New York court rules body shop has assignment of proceeds right

Jan. 1, 2020
Onondaga County (N.Y.) Court Judge William D. Walsh has ruled in favor of Nick Orso's Body Shop vs. Adirondack Insurance Exchange in an assignment of proceeds case that has statewide implications.

Onondaga County (N.Y.) Court Judge William D. Walsh has ruled in favor of Nick Orso's Body Shop vs. Adirondack Insurance Exchange in an assignment of proceeds case that has statewide implications.

The body shop had taken an assignment of proceeds from two customers insured by Adirondack Insurance after the insurance company capped, or refused to negotiate, certain short pay elements of the claims, including labor rates, p-page items, paint and material allowances and junkyard or aftermarket vs OEM parts.

Mike Orso, president of Nick Orso's decided to take the two cases to court and sued Adirondack for violation of the GBL Section 349. The short pay on these claims totaled some $4,600 plus attorney fees, costs and penalties.

Orso filed claims in Syracuse City Court where Adirondack filed a motion seeking dismissal on "standing" arguing "Orso" did have standing to accept or receive an assignment of the insured's policy rights due to specific policy language regarding assignment. The lower court agreed with Adirondack. Orso undaunted filed an appeal to the New York State Supreme Court. As is typical in NY the case was later adjudicated in the next court of jurisdiction, Onondaga County Court.

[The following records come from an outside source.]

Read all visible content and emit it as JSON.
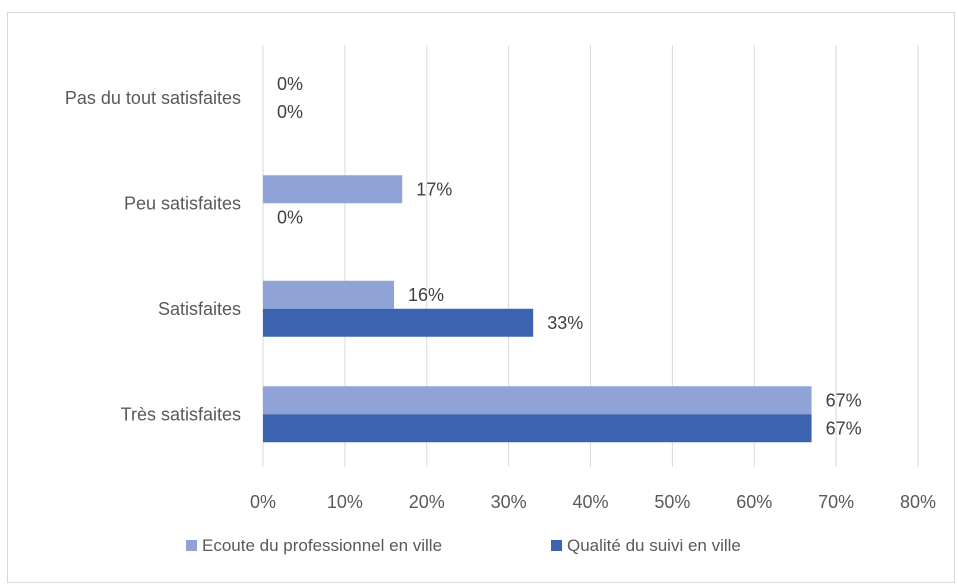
{
  "chart_data": {
    "type": "bar",
    "orientation": "horizontal",
    "categories": [
      "Pas du tout satisfaites",
      "Peu satisfaites",
      "Satisfaites",
      "Très satisfaites"
    ],
    "series": [
      {
        "name": "Ecoute du professionnel en ville",
        "values": [
          0,
          17,
          16,
          67
        ],
        "labels": [
          "0%",
          "17%",
          "16%",
          "67%"
        ],
        "color": "#8FA3D6"
      },
      {
        "name": "Qualité du suivi en ville",
        "values": [
          0,
          0,
          33,
          67
        ],
        "labels": [
          "0%",
          "0%",
          "33%",
          "67%"
        ],
        "color": "#3B63B0"
      }
    ],
    "xlim": [
      0,
      80
    ],
    "xticks": [
      "0%",
      "10%",
      "20%",
      "30%",
      "40%",
      "50%",
      "60%",
      "70%",
      "80%"
    ],
    "grid": true,
    "gridline_color": "#d9d9d9",
    "legend_position": "bottom"
  }
}
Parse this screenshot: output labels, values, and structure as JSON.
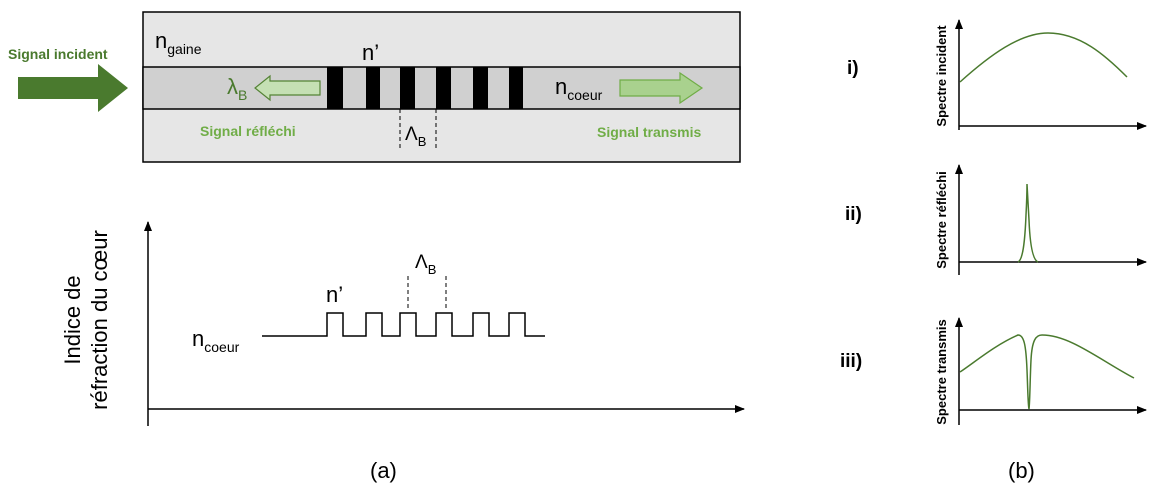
{
  "colors": {
    "accent": "#4a7a2e",
    "arrow_light": "#a9d18e",
    "cladding": "#e6e6e6",
    "core": "#d0d0d0",
    "line": "#000000",
    "text_green": "#548235"
  },
  "fiber": {
    "n_gaine_base": "n",
    "n_gaine_sub": "gaine",
    "n_prime": "n’",
    "n_coeur_base": "n",
    "n_coeur_sub": "coeur",
    "lambda_base": "λ",
    "lambda_sub": "B",
    "period_base": "Λ",
    "period_sub": "B",
    "signal_incident": "Signal incident",
    "signal_reflechi": "Signal réfléchi",
    "signal_transmis": "Signal transmis"
  },
  "profile": {
    "ylabel_line1": "Indice de",
    "ylabel_line2": "réfraction du cœur",
    "n_coeur_base": "n",
    "n_coeur_sub": "coeur",
    "n_prime": "n’",
    "period_base": "Λ",
    "period_sub": "B"
  },
  "spectra": [
    {
      "roman": "i)",
      "label": "Spectre incident"
    },
    {
      "roman": "ii)",
      "label": "Spectre réfléchi"
    },
    {
      "roman": "iii)",
      "label": "Spectre transmis"
    }
  ],
  "captions": {
    "a": "(a)",
    "b": "(b)"
  }
}
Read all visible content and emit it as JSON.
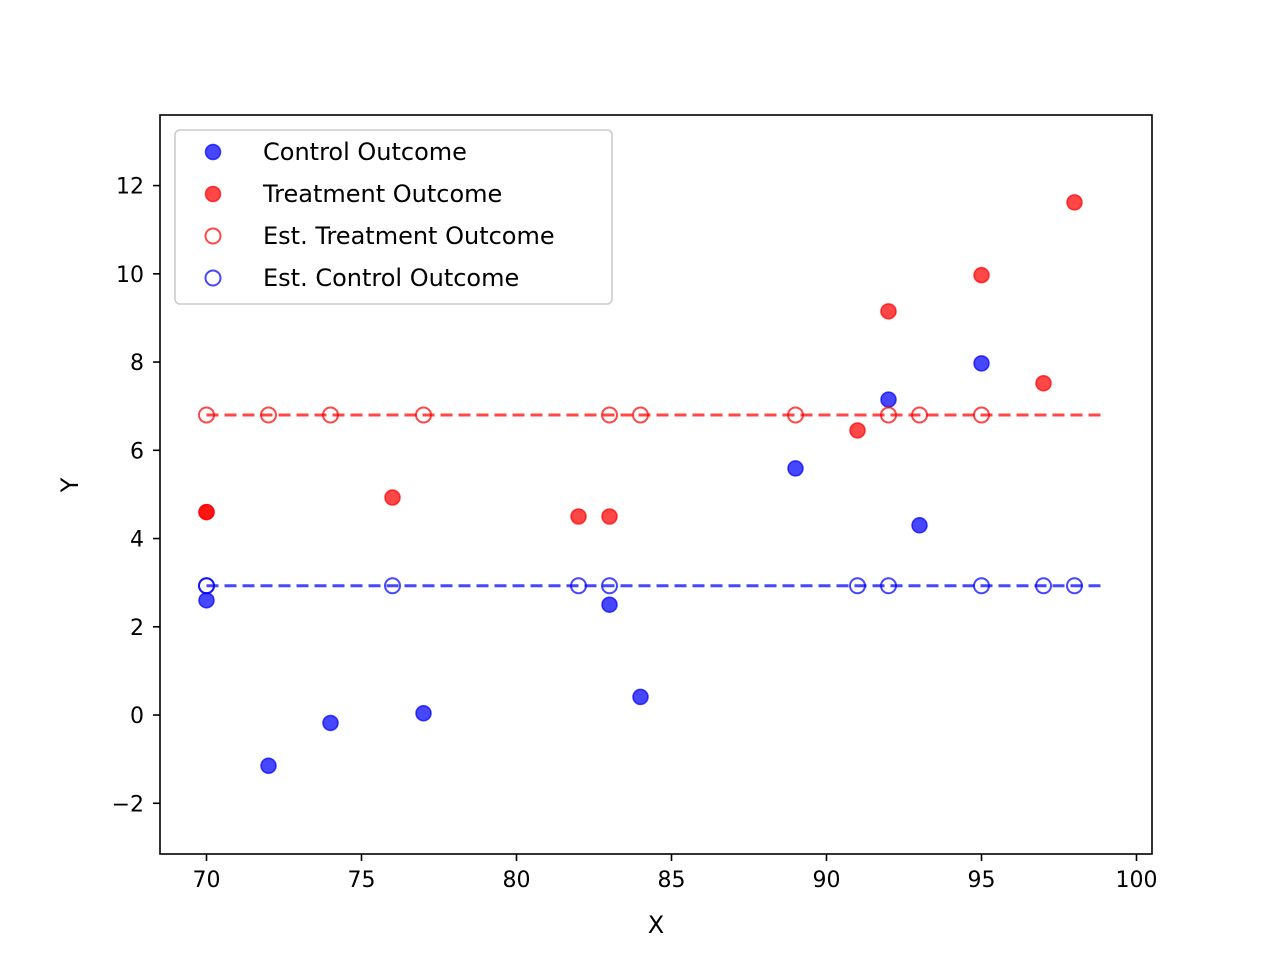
{
  "chart_data": {
    "type": "scatter",
    "title": "",
    "xlabel": "X",
    "ylabel": "Y",
    "xlim": [
      68.5,
      100.5
    ],
    "ylim": [
      -3.15,
      13.6
    ],
    "xticks": [
      70,
      75,
      80,
      85,
      90,
      95,
      100
    ],
    "yticks": [
      -2,
      0,
      2,
      4,
      6,
      8,
      10,
      12
    ],
    "grid": false,
    "legend": {
      "placement": "upper-left"
    },
    "series": [
      {
        "name": "Control Outcome",
        "marker": "filled-circle",
        "color": "#0000ff",
        "alpha": 0.72,
        "x": [
          70,
          72,
          74,
          77,
          83,
          84,
          89,
          92,
          93,
          95
        ],
        "y": [
          2.6,
          -1.15,
          -0.18,
          0.04,
          2.5,
          0.41,
          5.59,
          7.15,
          4.3,
          7.97
        ]
      },
      {
        "name": "Treatment Outcome",
        "marker": "filled-circle",
        "color": "#ff0000",
        "alpha": 0.72,
        "x": [
          70,
          70,
          76,
          82,
          83,
          91,
          92,
          95,
          97,
          98
        ],
        "y": [
          4.6,
          4.6,
          4.93,
          4.5,
          4.5,
          6.45,
          9.15,
          9.97,
          7.52,
          11.62
        ]
      },
      {
        "name": "Est. Treatment Outcome",
        "marker": "open-circle",
        "color": "#ff0000",
        "alpha": 0.72,
        "x": [
          70,
          72,
          74,
          77,
          83,
          84,
          89,
          92,
          93,
          95
        ],
        "y": [
          6.8,
          6.8,
          6.8,
          6.8,
          6.8,
          6.8,
          6.8,
          6.8,
          6.8,
          6.8
        ]
      },
      {
        "name": "Est. Control Outcome",
        "marker": "open-circle",
        "color": "#0000ff",
        "alpha": 0.72,
        "x": [
          70,
          70,
          76,
          82,
          83,
          91,
          92,
          95,
          97,
          98
        ],
        "y": [
          2.93,
          2.93,
          2.93,
          2.93,
          2.93,
          2.93,
          2.93,
          2.93,
          2.93,
          2.93
        ]
      }
    ],
    "reference_lines": [
      {
        "y": 6.8,
        "x_range": [
          70,
          99
        ],
        "style": "dashed",
        "color": "#ff0000",
        "alpha": 0.72
      },
      {
        "y": 2.93,
        "x_range": [
          70,
          99
        ],
        "style": "dashed",
        "color": "#0000ff",
        "alpha": 0.72
      }
    ]
  }
}
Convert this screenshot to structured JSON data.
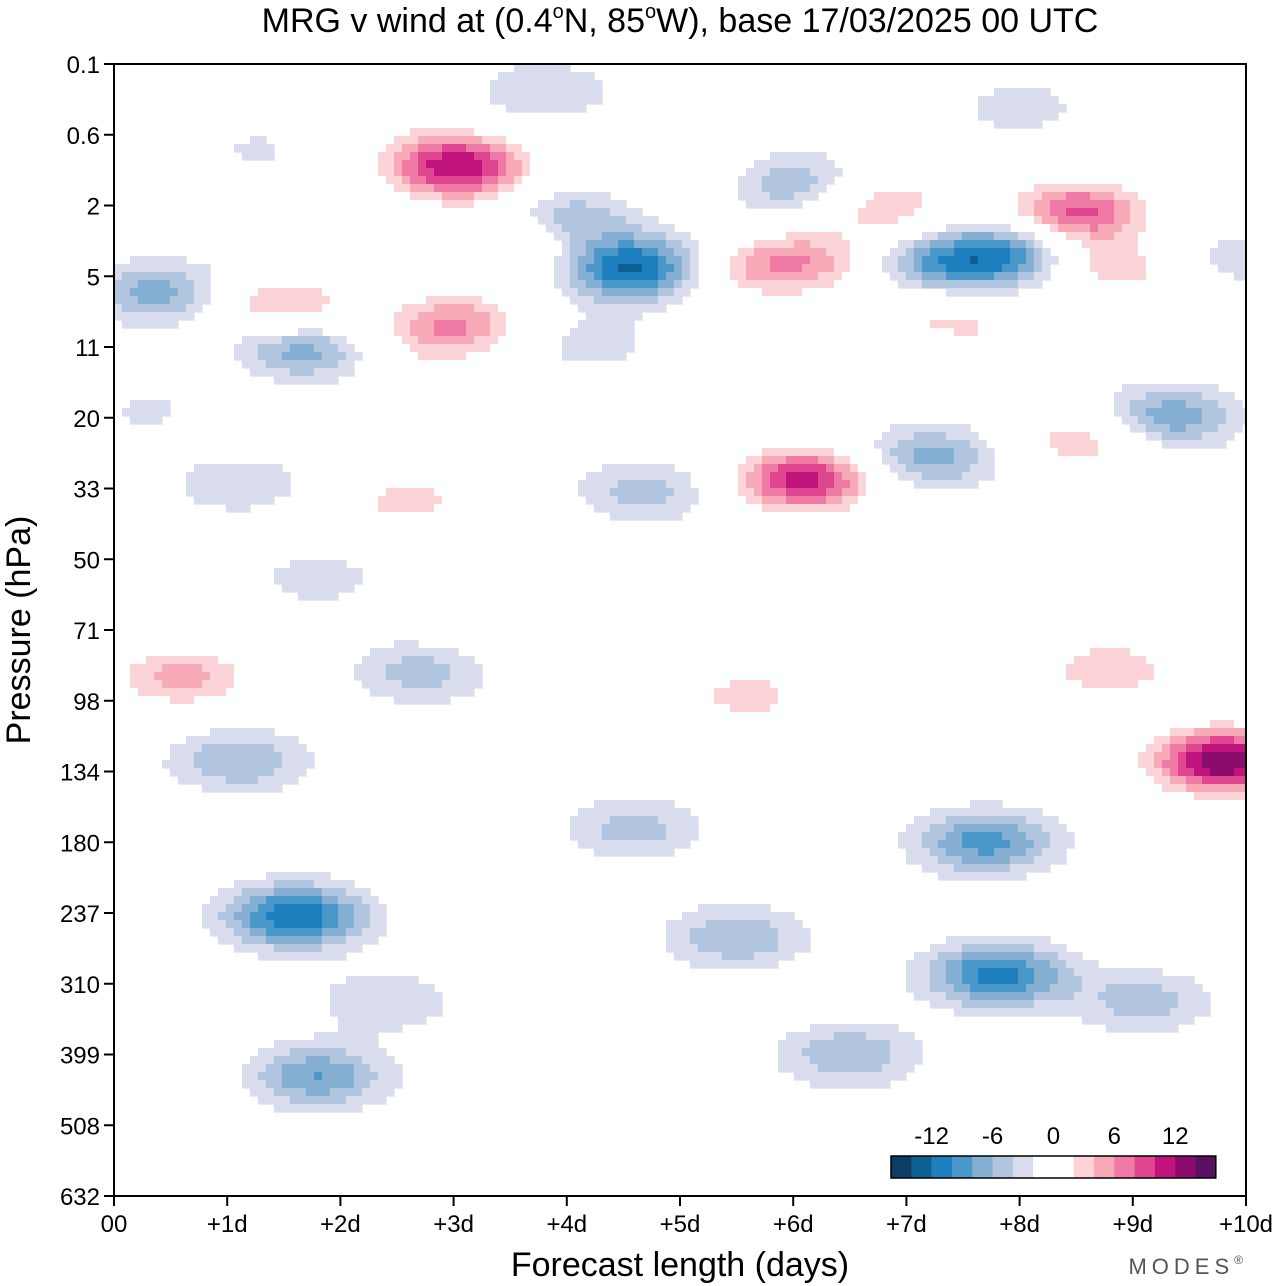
{
  "chart_data": {
    "type": "heatmap",
    "title": "MRG v wind at (0.4°N, 85°W),  base 17/03/2025  00 UTC",
    "title_parts": {
      "lead": "MRG v wind at (0.4",
      "deg1": "o",
      "mid": "N, 85",
      "deg2": "o",
      "tail": "W),  base 17/03/2025  00 UTC"
    },
    "xlabel": "Forecast length (days)",
    "ylabel": "Pressure (hPa)",
    "x_ticks": [
      "00",
      "+1d",
      "+2d",
      "+3d",
      "+4d",
      "+5d",
      "+6d",
      "+7d",
      "+8d",
      "+9d",
      "+10d"
    ],
    "xlim": [
      0,
      10
    ],
    "y_ticks": [
      "0.1",
      "0.6",
      "2",
      "5",
      "11",
      "20",
      "33",
      "50",
      "71",
      "98",
      "134",
      "180",
      "237",
      "310",
      "399",
      "508",
      "632"
    ],
    "colorbar": {
      "tick_labels": [
        "-12",
        "-6",
        "0",
        "6",
        "12"
      ],
      "levels": [
        -16,
        -14,
        -12,
        -10,
        -8,
        -6,
        -4,
        -2,
        2,
        4,
        6,
        8,
        10,
        12,
        14,
        16
      ],
      "colors": [
        "#0b3d66",
        "#0e5f93",
        "#1e7fbf",
        "#4a98c9",
        "#85afd3",
        "#b2c5df",
        "#d9dcec",
        "#ffffff",
        "#ffffff",
        "#fcd3d6",
        "#f7a9b7",
        "#ef7aa5",
        "#e0458f",
        "#c0147c",
        "#8c0c6e",
        "#5a1060"
      ]
    },
    "blobs": [
      {
        "x": 0.4,
        "y": 0.5,
        "v": 4
      },
      {
        "x": 1.2,
        "y": 0.7,
        "v": -3
      },
      {
        "x": 2.0,
        "y": 0.3,
        "v": 4
      },
      {
        "x": 3.0,
        "y": 1.0,
        "v": 13
      },
      {
        "x": 3.3,
        "y": 1.5,
        "v": 2
      },
      {
        "x": 3.5,
        "y": 3.3,
        "v": 5
      },
      {
        "x": 3.8,
        "y": 0.2,
        "v": -4
      },
      {
        "x": 4.0,
        "y": 2.3,
        "v": -6
      },
      {
        "x": 4.6,
        "y": 4.5,
        "v": -13
      },
      {
        "x": 4.9,
        "y": 1.1,
        "v": 3
      },
      {
        "x": 6.0,
        "y": 1.4,
        "v": -6
      },
      {
        "x": 6.1,
        "y": 4.1,
        "v": 7
      },
      {
        "x": 5.5,
        "y": 4.8,
        "v": 4
      },
      {
        "x": 6.8,
        "y": 2.0,
        "v": 6
      },
      {
        "x": 7.3,
        "y": 4.5,
        "v": -8
      },
      {
        "x": 7.9,
        "y": 3.7,
        "v": -9
      },
      {
        "x": 8.0,
        "y": 0.3,
        "v": -3
      },
      {
        "x": 8.5,
        "y": 2.2,
        "v": 11
      },
      {
        "x": 8.8,
        "y": 4.8,
        "v": 7
      },
      {
        "x": 9.9,
        "y": 4.0,
        "v": -3
      },
      {
        "x": 0.4,
        "y": 6.0,
        "v": -7
      },
      {
        "x": 1.5,
        "y": 7.0,
        "v": 7
      },
      {
        "x": 1.6,
        "y": 11.4,
        "v": -10
      },
      {
        "x": 1.4,
        "y": 12.2,
        "v": 3
      },
      {
        "x": 3.0,
        "y": 8.5,
        "v": 8
      },
      {
        "x": 2.7,
        "y": 12.0,
        "v": 2
      },
      {
        "x": 4.2,
        "y": 10.5,
        "v": -3
      },
      {
        "x": 5.8,
        "y": 15.8,
        "v": 3
      },
      {
        "x": 6.6,
        "y": 11.5,
        "v": 2
      },
      {
        "x": 7.2,
        "y": 7.0,
        "v": 4
      },
      {
        "x": 7.8,
        "y": 9.5,
        "v": 3
      },
      {
        "x": 8.7,
        "y": 6.5,
        "v": -3
      },
      {
        "x": 0.4,
        "y": 19.5,
        "v": -3
      },
      {
        "x": 0.9,
        "y": 22.0,
        "v": 2
      },
      {
        "x": 1.1,
        "y": 31.5,
        "v": -4
      },
      {
        "x": 2.6,
        "y": 35.5,
        "v": 5
      },
      {
        "x": 4.7,
        "y": 33.5,
        "v": -5
      },
      {
        "x": 6.1,
        "y": 31.0,
        "v": 13
      },
      {
        "x": 7.2,
        "y": 26.5,
        "v": -7
      },
      {
        "x": 8.6,
        "y": 23.5,
        "v": 6
      },
      {
        "x": 9.3,
        "y": 20.0,
        "v": -8
      },
      {
        "x": 0.6,
        "y": 88.0,
        "v": 7
      },
      {
        "x": 1.8,
        "y": 55.0,
        "v": -3
      },
      {
        "x": 2.7,
        "y": 86.0,
        "v": -5
      },
      {
        "x": 3.6,
        "y": 68.0,
        "v": 4
      },
      {
        "x": 5.6,
        "y": 96.0,
        "v": 5
      },
      {
        "x": 8.8,
        "y": 85.0,
        "v": 6
      },
      {
        "x": 9.8,
        "y": 128.0,
        "v": 16
      },
      {
        "x": 1.1,
        "y": 128.0,
        "v": -6
      },
      {
        "x": 0.4,
        "y": 180.0,
        "v": 3
      },
      {
        "x": 1.6,
        "y": 240.0,
        "v": -12
      },
      {
        "x": 1.8,
        "y": 430.0,
        "v": -8
      },
      {
        "x": 2.4,
        "y": 330.0,
        "v": -4
      },
      {
        "x": 4.6,
        "y": 170.0,
        "v": -5
      },
      {
        "x": 5.5,
        "y": 260.0,
        "v": -6
      },
      {
        "x": 6.5,
        "y": 400.0,
        "v": -6
      },
      {
        "x": 7.7,
        "y": 180.0,
        "v": -9
      },
      {
        "x": 7.8,
        "y": 300.0,
        "v": -11
      },
      {
        "x": 9.1,
        "y": 330.0,
        "v": -5
      },
      {
        "x": 0.2,
        "y": 420.0,
        "v": 4
      },
      {
        "x": 4.9,
        "y": 630.0,
        "v": 3
      },
      {
        "x": 8.5,
        "y": 560.0,
        "v": 3
      }
    ]
  },
  "branding": {
    "logo_text": "MODES",
    "mark": "®"
  }
}
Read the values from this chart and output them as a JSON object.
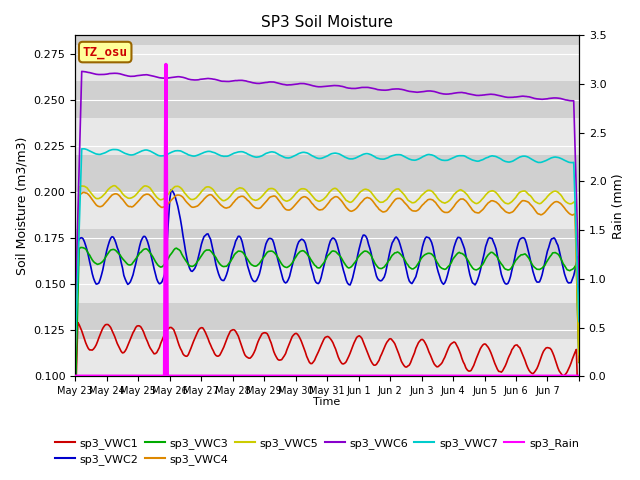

Mike Orso said, "This case has been in the pipeline for almost two years. Our Attorneys, guided by Joseph Talarico Esq. worked tirelessly on the appeal. I feel he truly believes in our attempts to collect on our full repair." He was assisted by Erica L. Eversman, J.D., who submitted an Amicus Brief in support of the relevance of the Assignment issue with supporting case law.

Talarico said, "This was an important and pivotal point in the assignment of claim proceeds issue. We have hundreds of claims pending against various insurance companies and we've put substantial resources and effort into these short pay collections."

Ed Kizenberger, executive director of the New York State Auto Collision Technicians Association said, "I'm very proud and thankful Mike Orso was tenacious enough to see this through. All body shops that pursue collections through assignments on behalf of their customers owe Mike and the attorneys involved a big thank you. Insurance companies are well equipped to fight these issues on a broad front. This Certainly brings the issues of illegal caps and short pays into the limelight as consumers seek a fair recovery and shops attempt to negotiate a quality safe repair for their customers."

Orso said, "the importance of this decision is that we can continue to help our customer by delivering a proper safe repair and in the absence of our offer of 'reasonable negotiation' and have a chance to stand in the consumer's shoes to collect for the repairs we've done. I think some insurance companies would rather not face the shop but instead deny a consumer payment and spin it so the shop is made out to be the bad guy. Shops need to admit they are saddled with all the liability and responsibility of the repair; who better to resolve the cost of the repairs than us from a position of knowledge? We are still the professionals."

In response Judge Walsh said, "It is indeed well settled New York Law that enforceability of anti-assignment clauses contained (sic) in insurance contracts are limited, in that as a general matter such provisions are valid with respect to pre-loss assignments, but not with respect to post –loss assignments."

Judge Walsh added, "New York is among the majority of jurisdictions in the United States which allow post-loss assignment, despite express anti-assignment clauses contained in insurance contracts, under theory that although the insurer’s exposure to risk is altered if the insured assigns the policy prior to a covered loss the risk the insurer has contracted to cover is not altered post-loss, when the claimant is not the party who was the original insured."

Orso's has prevailed in hundreds of cases where assignment of proceeds collections were involved. Orso said, "Many of the companies we've sued have come to a decision that it would be prudent to simply follow the regulations and 'negotiate a settlement' at the shop on each repair or enter into 'global settlements' before spending money on legal fees for matters they can't win. It appears most attorneys tend to follow the N.Y. Regulations settling the claims on the merits before subjecting their insurer clients to court fees and sanctions or exposure to continued patterns of unfair claims activity. Cases have resulted in summary judgment where Nick's received full payment, court costs and penalties."